When he was 16, he began hacking under the name Mendax, meaning nobly untruthful.
He's part of a cyberpunk movement that posits that mathematics and individuals are stronger than superpowers.
He has been threatened by the Church of Scientology, Kenyan President Daniel arap Moi, British bank Northern Rock, Russian offshore stem-cell centers, the Pentagon, and Swiss banks.
He's politically inspired not by anarchist ideals but rather anti-Stalinism, Aleksandr Solzhenitsyn, and radical U.S. traditions like the Black Panthers.
He started a Bachelor of Science degree at Central Queensland University focusing mostly on pure mathematics. He averaged about a D and eventually dropped out to focus on WikiLeaks.
Not the ideal house guest, Assange is known for being argumentative, self-absorbed, paranoid, having poor personal hygiene, and forgetting to flush the toilet. Though he is apparently good with kids.
During the first two months of his year long confinement in the Ecuadorian embassy in London, the consul, Fidel Narváez, slept at the embassy to maintain a diplomatic presence at all times in order to protect Assange from police hostilities.
[via]
On his 41st birthday, July 3, 2012, Assange sent cake to all of the demonstrators protesting his confinement at the embassy.

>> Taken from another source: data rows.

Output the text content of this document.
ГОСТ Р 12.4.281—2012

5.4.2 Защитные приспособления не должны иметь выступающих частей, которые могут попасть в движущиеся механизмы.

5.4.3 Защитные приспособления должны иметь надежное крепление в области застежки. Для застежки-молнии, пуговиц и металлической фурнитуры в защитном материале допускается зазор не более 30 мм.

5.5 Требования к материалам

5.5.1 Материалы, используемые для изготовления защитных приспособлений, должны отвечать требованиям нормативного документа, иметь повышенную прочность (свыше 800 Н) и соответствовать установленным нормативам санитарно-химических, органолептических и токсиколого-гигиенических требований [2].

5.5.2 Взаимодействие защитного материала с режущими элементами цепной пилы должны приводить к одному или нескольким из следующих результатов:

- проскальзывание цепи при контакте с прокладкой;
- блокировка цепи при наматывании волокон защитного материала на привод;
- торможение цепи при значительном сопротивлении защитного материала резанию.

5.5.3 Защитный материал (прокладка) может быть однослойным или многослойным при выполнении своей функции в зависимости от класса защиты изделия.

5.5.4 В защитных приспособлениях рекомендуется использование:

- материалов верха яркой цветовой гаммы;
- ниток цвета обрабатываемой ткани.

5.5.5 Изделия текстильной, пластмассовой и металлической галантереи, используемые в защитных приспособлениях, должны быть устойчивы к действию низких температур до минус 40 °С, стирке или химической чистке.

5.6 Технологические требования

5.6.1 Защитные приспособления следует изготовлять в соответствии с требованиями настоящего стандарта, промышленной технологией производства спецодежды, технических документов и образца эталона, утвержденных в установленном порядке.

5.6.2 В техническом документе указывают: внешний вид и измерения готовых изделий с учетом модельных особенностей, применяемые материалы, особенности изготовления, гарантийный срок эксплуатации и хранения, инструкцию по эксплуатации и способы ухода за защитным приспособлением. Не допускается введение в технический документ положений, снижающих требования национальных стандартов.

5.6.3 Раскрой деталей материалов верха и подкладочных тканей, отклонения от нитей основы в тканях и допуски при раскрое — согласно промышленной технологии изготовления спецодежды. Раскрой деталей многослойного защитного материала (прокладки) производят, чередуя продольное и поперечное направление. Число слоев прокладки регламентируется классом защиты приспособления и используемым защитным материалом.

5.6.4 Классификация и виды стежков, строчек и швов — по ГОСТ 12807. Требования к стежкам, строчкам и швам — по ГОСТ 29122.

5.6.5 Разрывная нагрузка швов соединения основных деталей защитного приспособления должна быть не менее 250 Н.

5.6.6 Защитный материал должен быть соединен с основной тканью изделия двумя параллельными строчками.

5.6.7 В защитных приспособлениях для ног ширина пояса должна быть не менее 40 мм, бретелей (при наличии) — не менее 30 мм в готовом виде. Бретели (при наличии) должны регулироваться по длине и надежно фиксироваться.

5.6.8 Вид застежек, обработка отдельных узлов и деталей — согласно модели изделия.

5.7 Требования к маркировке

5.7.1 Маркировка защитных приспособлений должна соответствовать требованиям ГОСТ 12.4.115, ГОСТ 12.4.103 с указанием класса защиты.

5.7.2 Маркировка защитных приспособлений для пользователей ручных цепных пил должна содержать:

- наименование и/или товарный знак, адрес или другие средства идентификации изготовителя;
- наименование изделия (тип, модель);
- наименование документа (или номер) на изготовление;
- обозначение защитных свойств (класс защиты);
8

His paranoia is contagious. While in Sweden, he was thrown out of a woman's house because she was afraid the C.I.A. was going to find him.
During Project B, the 38-minute viral video that showed American soldiers openly shooting unarmed journalists, Assange, his team,and half a dozen computers holed up in a century-old house in Reykjavik, Iceland. Assange made sure the stark white interiors never saw the light of day and kept the drapes closed 24/7.
In an effort to raise more money for WikiLeaks, Assange has entertained M.I.A., Lady Gaga, John Cusack, and others for dinner while at the Ecuadorian Embassy.
Assange urged Benedict Cumberbatch not to do the film, calling it a "massive propaganda attack."